BELLINGHAM, Wash. (AP) — When grunge fashion hits the runway this weekend, the look will be less flannel shirts and ripped jeans and more plastic bags and old couch swatches.

Recycled looks will be all the rage at RE Store's Trash Fashion Show at 8 p.m. Friday, April 30, in Western Washington University's Viking Union Multipurpose Room. This is the fifth year for the show, which features outfits made from goods that otherwise would have gone to a landfill.

"You can make something really beautiful out of a bunch of garbage," said Western industrial design student Will Wheaton, who is one of many students participating in the show as a class project.

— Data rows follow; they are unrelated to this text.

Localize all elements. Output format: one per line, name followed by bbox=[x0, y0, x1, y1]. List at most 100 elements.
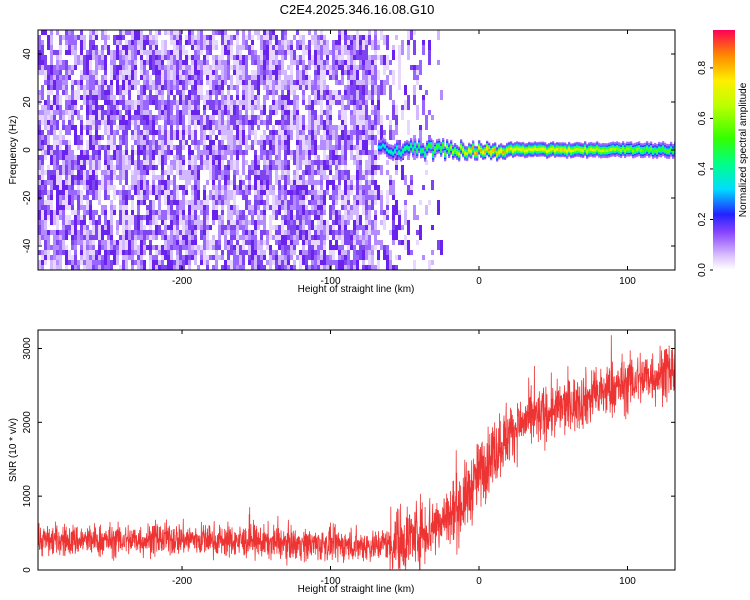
spectrogram-cell bbox=[401, 225, 404, 230]
spectrogram-cell bbox=[422, 255, 425, 260]
spectrogram-cell bbox=[116, 110, 119, 115]
spectrogram-cell bbox=[323, 150, 326, 155]
spectrogram-cell bbox=[374, 65, 377, 80]
spectrogram-cell bbox=[203, 165, 206, 170]
tone-cell bbox=[552, 147, 555, 151]
tone-cell bbox=[648, 148, 651, 152]
spectrogram-cell bbox=[134, 100, 137, 115]
spectrogram-cell bbox=[278, 240, 281, 245]
spectrogram-cell bbox=[356, 130, 359, 145]
spectrogram-cell bbox=[320, 235, 323, 245]
spectrogram-cell bbox=[143, 180, 146, 190]
spectrogram-cell bbox=[344, 130, 347, 145]
spectrogram-cell bbox=[143, 100, 146, 115]
spectrogram-cell bbox=[50, 80, 53, 85]
spectrogram-cell bbox=[134, 175, 137, 185]
spectrogram-cell bbox=[53, 115, 56, 120]
spectrogram-cell bbox=[47, 125, 50, 130]
spectrogram-cell bbox=[203, 65, 206, 75]
tone-cell bbox=[496, 152, 499, 156]
spectrogram-cell bbox=[38, 155, 41, 160]
spectrogram-cell bbox=[62, 150, 65, 155]
spectrogram-cell bbox=[116, 220, 119, 230]
spectrogram-cell bbox=[374, 105, 377, 120]
spectrogram-cell bbox=[56, 60, 59, 65]
spectrogram-cell bbox=[407, 30, 410, 40]
spectrogram-cell bbox=[101, 120, 104, 125]
spectrogram-cell bbox=[95, 45, 98, 50]
spectrogram-cell bbox=[89, 40, 92, 55]
spectrogram-cell bbox=[431, 180, 434, 190]
spectrogram-cell bbox=[263, 265, 266, 270]
spectrogram-cell bbox=[119, 140, 122, 145]
spectrogram-cell bbox=[392, 105, 395, 110]
spectrogram-cell bbox=[212, 240, 215, 245]
spectrogram-cell bbox=[101, 105, 104, 110]
spectrogram-cell bbox=[251, 145, 254, 150]
spectrogram-cell bbox=[407, 40, 410, 45]
spectrogram-cell bbox=[137, 235, 140, 240]
spectrogram-cell bbox=[281, 235, 284, 240]
spectrogram-cell bbox=[95, 225, 98, 240]
spectrogram-cell bbox=[251, 215, 254, 225]
spectrogram-cell bbox=[164, 45, 167, 50]
spectrogram-cell bbox=[335, 240, 338, 250]
spectrogram-cell bbox=[353, 175, 356, 180]
spectrogram-cell bbox=[137, 120, 140, 125]
spectrogram-cell bbox=[38, 160, 41, 170]
spectrogram-cell bbox=[356, 95, 359, 100]
spectrogram-cell bbox=[155, 195, 158, 200]
spectrogram-cell bbox=[347, 45, 350, 50]
spectrogram-cell bbox=[44, 210, 47, 225]
spectrogram-cell bbox=[131, 155, 134, 160]
spectrogram-cell bbox=[296, 220, 299, 225]
spectrogram-cell bbox=[221, 175, 224, 180]
spectrogram-cell bbox=[365, 245, 368, 250]
spectrogram-cell bbox=[104, 150, 107, 160]
spectrogram-cell bbox=[77, 170, 80, 175]
spectrogram-cell bbox=[104, 230, 107, 235]
spectrogram-cell bbox=[221, 140, 224, 145]
spectrogram-cell bbox=[260, 190, 263, 195]
spectrogram-cell bbox=[329, 225, 332, 230]
spectrogram-cell bbox=[74, 105, 77, 110]
spectrogram-cell bbox=[140, 60, 143, 75]
spectrogram-cell bbox=[437, 60, 440, 65]
spectrogram-cell bbox=[272, 65, 275, 70]
spectrogram-cell bbox=[329, 50, 332, 55]
spectrogram-cell bbox=[299, 265, 302, 270]
spectrogram-cell bbox=[197, 85, 200, 100]
spectrogram-cell bbox=[269, 175, 272, 185]
spectrogram-cell bbox=[356, 230, 359, 235]
spectrogram-cell bbox=[146, 145, 149, 150]
spectrogram-cell bbox=[161, 215, 164, 220]
spectrogram-cell bbox=[194, 190, 197, 200]
spectrogram-cell bbox=[200, 155, 203, 165]
spectrogram-cell bbox=[308, 95, 311, 105]
spectrogram-cell bbox=[305, 155, 308, 170]
spectrogram-cell bbox=[245, 85, 248, 95]
spectrogram-cell bbox=[359, 120, 362, 130]
spectrogram-cell bbox=[143, 250, 146, 255]
colorbar: 0.00.20.40.60.8 Normalized spectral ampl… bbox=[697, 30, 749, 277]
spectrogram-cell bbox=[257, 55, 260, 65]
spectrogram-cell bbox=[131, 60, 134, 75]
spectrogram-cell bbox=[89, 190, 92, 195]
tone-cell bbox=[632, 149, 635, 153]
spectrogram-cell bbox=[182, 220, 185, 235]
spectrogram-cell bbox=[233, 170, 236, 175]
spectrogram-cell bbox=[242, 65, 245, 80]
spectrogram-cell bbox=[311, 60, 314, 65]
spectrogram-cell bbox=[152, 135, 155, 145]
tone-cell bbox=[502, 150, 505, 154]
spectrogram-cell bbox=[50, 205, 53, 210]
spectrogram-cell bbox=[284, 120, 287, 125]
spectrogram-cell bbox=[425, 90, 428, 95]
spectrogram-cell bbox=[365, 60, 368, 70]
spectrogram-cell bbox=[320, 95, 323, 100]
spectrogram-cell bbox=[401, 40, 404, 55]
spectrogram-cell bbox=[257, 160, 260, 165]
spectrogram-cell bbox=[353, 90, 356, 100]
spectrogram-cell bbox=[164, 210, 167, 215]
spectrogram-cell bbox=[71, 175, 74, 190]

"One of the things that's very relevant to what we're doing these days is trying to use what's already been made to make new things, as opposed to making more and putting out more consumer products. It was a good practice in sustainability because it forced us to look at what was already available and make it new," he said.

For Wheaton's outfit, he and his partner, Eli Hooper, started out with materials and decided on a form from there. A pack-rat friend's garage became a goldmine, as did boxes of free junk found on the side of the road. From there, they created a Mayan warrior costume adorned with rubber, ironed plastic bags, discarded brass bits and lots of wire.

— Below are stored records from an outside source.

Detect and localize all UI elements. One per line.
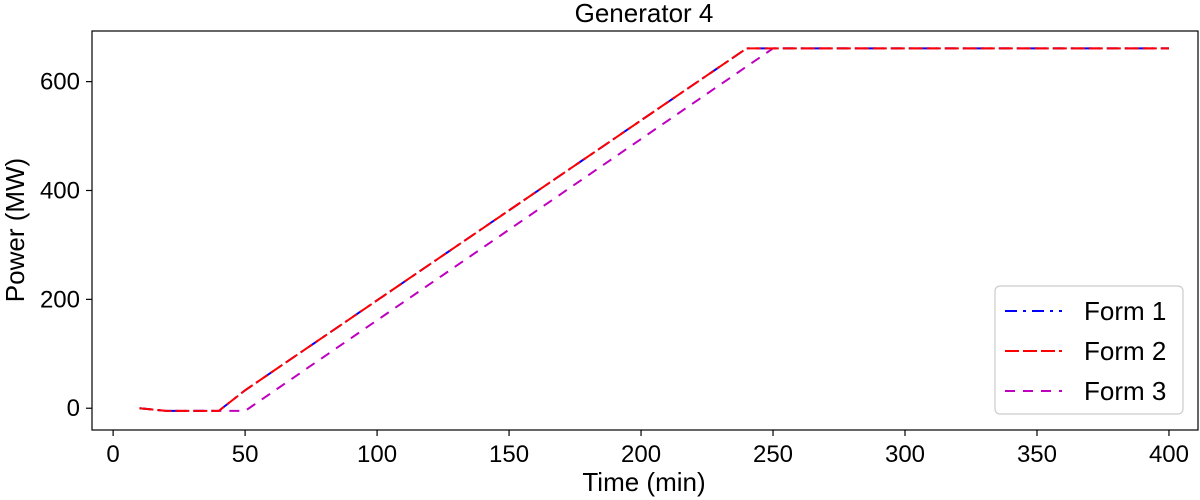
y-axis-label: Power (MW) — [0, 158, 30, 302]
y-tick-label: 200 — [40, 286, 80, 313]
x-tick-label: 250 — [753, 441, 793, 468]
legend-label-3: Form 3 — [1084, 376, 1166, 406]
x-tick-label: 50 — [232, 441, 259, 468]
y-tick-label: 0 — [67, 395, 80, 422]
chart-title: Generator 4 — [575, 0, 714, 28]
series-line-2 — [139, 47, 1169, 412]
series-layer — [139, 47, 1169, 412]
x-tick-label: 350 — [1017, 441, 1057, 468]
x-axis-label: Time (min) — [582, 467, 705, 497]
x-tick-label: 400 — [1149, 441, 1189, 468]
x-axis-ticks: 0 50 100 150 200 250 300 350 400 — [106, 430, 1189, 468]
y-axis-ticks: 0 200 400 600 — [40, 69, 92, 422]
x-tick-label: 100 — [357, 441, 397, 468]
y-tick-label: 600 — [40, 69, 80, 96]
plot-area — [91, 30, 1199, 431]
y-tick-label: 400 — [40, 177, 80, 204]
legend-box — [994, 285, 1184, 415]
x-tick-label: 200 — [621, 441, 661, 468]
x-tick-label: 0 — [106, 441, 119, 468]
legend-label-2: Form 2 — [1084, 336, 1166, 366]
legend: Form 1 Form 2 Form 3 — [994, 285, 1184, 415]
x-tick-label: 300 — [885, 441, 925, 468]
legend-label-1: Form 1 — [1084, 296, 1166, 326]
series-line-1 — [139, 47, 1169, 412]
x-tick-label: 150 — [489, 441, 529, 468]
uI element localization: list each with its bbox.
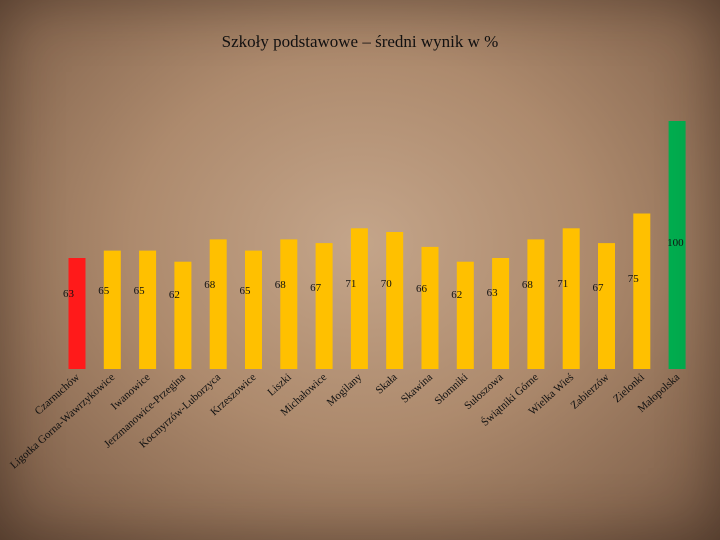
bar-13 [492, 258, 510, 369]
bar-10 [386, 232, 404, 369]
bar-17 [633, 213, 651, 369]
data-label-3: 65 [134, 285, 146, 297]
bar-4 [174, 261, 192, 369]
data-label-9: 71 [345, 278, 356, 290]
chart-title: Szkoły podstawowe – średni wynik w % [221, 32, 499, 51]
category-label-16: Zabierzów [569, 371, 612, 411]
bar-18 [668, 121, 686, 369]
data-label-18: 100 [667, 237, 684, 249]
data-label-4: 62 [169, 289, 180, 301]
data-label-6: 65 [240, 285, 252, 297]
data-label-11: 66 [416, 283, 428, 295]
data-label-15: 71 [557, 278, 568, 290]
data-label-16: 67 [593, 282, 605, 294]
data-label-13: 63 [487, 287, 499, 299]
bar-12 [456, 261, 474, 369]
category-label-7: Liszki [265, 371, 293, 398]
bar-3 [139, 250, 157, 369]
bar-2 [103, 250, 121, 369]
data-label-8: 67 [310, 282, 322, 294]
bar-7 [280, 239, 298, 369]
bar-16 [598, 243, 615, 369]
data-label-17: 75 [628, 273, 640, 285]
data-label-5: 68 [204, 279, 216, 291]
bar-11 [421, 246, 439, 369]
data-label-10: 70 [381, 278, 393, 290]
bar-1 [68, 258, 86, 369]
bar-8 [315, 243, 333, 369]
data-label-14: 68 [522, 279, 534, 291]
category-label-10: Skała [374, 371, 400, 396]
category-label-9: Mogilany [325, 371, 365, 409]
data-label-12: 62 [451, 289, 462, 301]
data-label-2: 65 [98, 285, 110, 297]
bar-5 [209, 239, 227, 369]
bar-9 [350, 228, 368, 369]
bar-15 [562, 228, 580, 369]
bar-14 [527, 239, 545, 369]
category-label-11: Skawina [399, 371, 435, 405]
bar-6 [245, 250, 262, 369]
data-label-1: 63 [63, 288, 75, 300]
data-label-7: 68 [275, 279, 287, 291]
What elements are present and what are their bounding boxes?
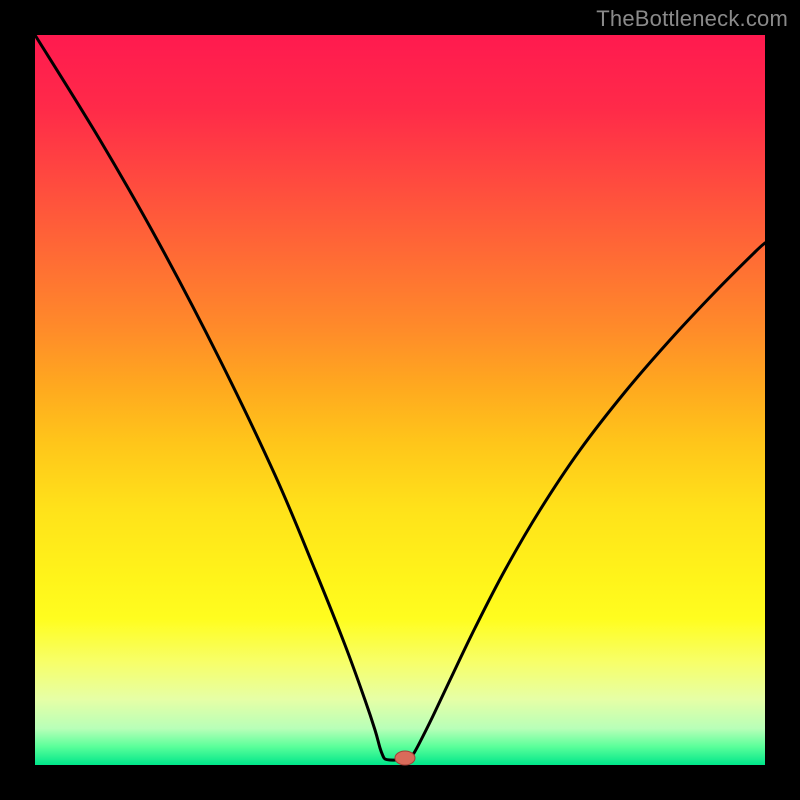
chart-svg [0,0,800,800]
watermark-text: TheBottleneck.com [596,6,788,32]
optimal-point-marker [395,751,415,765]
plot-area [35,35,765,765]
chart-stage: TheBottleneck.com [0,0,800,800]
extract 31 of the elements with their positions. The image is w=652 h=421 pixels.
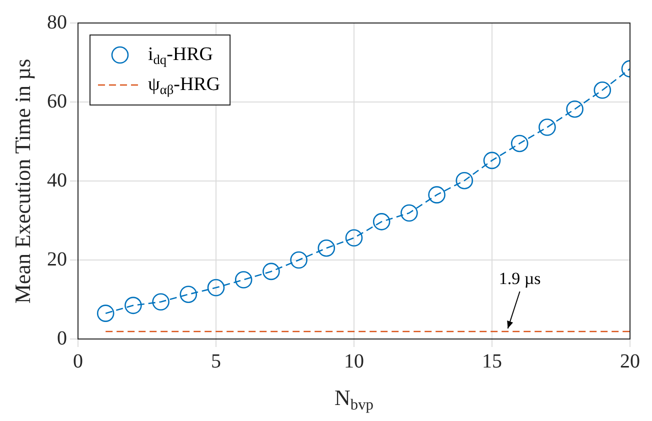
y-tick-label: 0	[57, 327, 67, 350]
point	[594, 82, 612, 99]
point	[180, 286, 198, 304]
x-tick-label: 10	[344, 350, 364, 372]
y-axis-title: Mean Execution Time in µs	[10, 58, 35, 304]
y-tick-label: 20	[47, 248, 67, 270]
point	[124, 296, 142, 314]
point	[400, 204, 418, 222]
y-tick-label: 60	[47, 90, 67, 112]
annotation: 1.9 µs	[498, 268, 541, 288]
x-tick-label: 20	[620, 350, 640, 372]
point	[566, 100, 584, 118]
x-tick-label: 0	[73, 350, 83, 372]
point	[152, 293, 170, 311]
x-tick-label: 5	[211, 350, 221, 372]
point	[510, 134, 528, 152]
point	[345, 229, 363, 247]
point	[262, 262, 280, 280]
point	[207, 279, 225, 296]
y-tick-label: 80	[47, 11, 67, 34]
point	[538, 118, 556, 136]
point	[483, 152, 501, 170]
y-tick-label: 40	[47, 169, 67, 192]
point	[234, 271, 252, 288]
point	[290, 251, 308, 269]
point	[96, 304, 114, 322]
x-tick-label: 15	[482, 350, 502, 372]
point	[428, 186, 446, 204]
point	[372, 213, 390, 230]
point	[456, 172, 474, 190]
point	[318, 240, 336, 257]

"It was fun to play with the materials and look at this garbage in a different light and try and see past what it already was," Wheaton said. "It was really different from any of the other assignments we've had. This was really challenging, but I think we all benefited from it because it forced us to think outside the box."

Looks in the show will range from Wheaton's warrior to outfits made of old mini-blinds and garden hoses.

"People should expect to really have their minds blown," said Jason Darling, education and marketing coordinator with the RE Store. "The designs this year are at a whole new level of sophistication."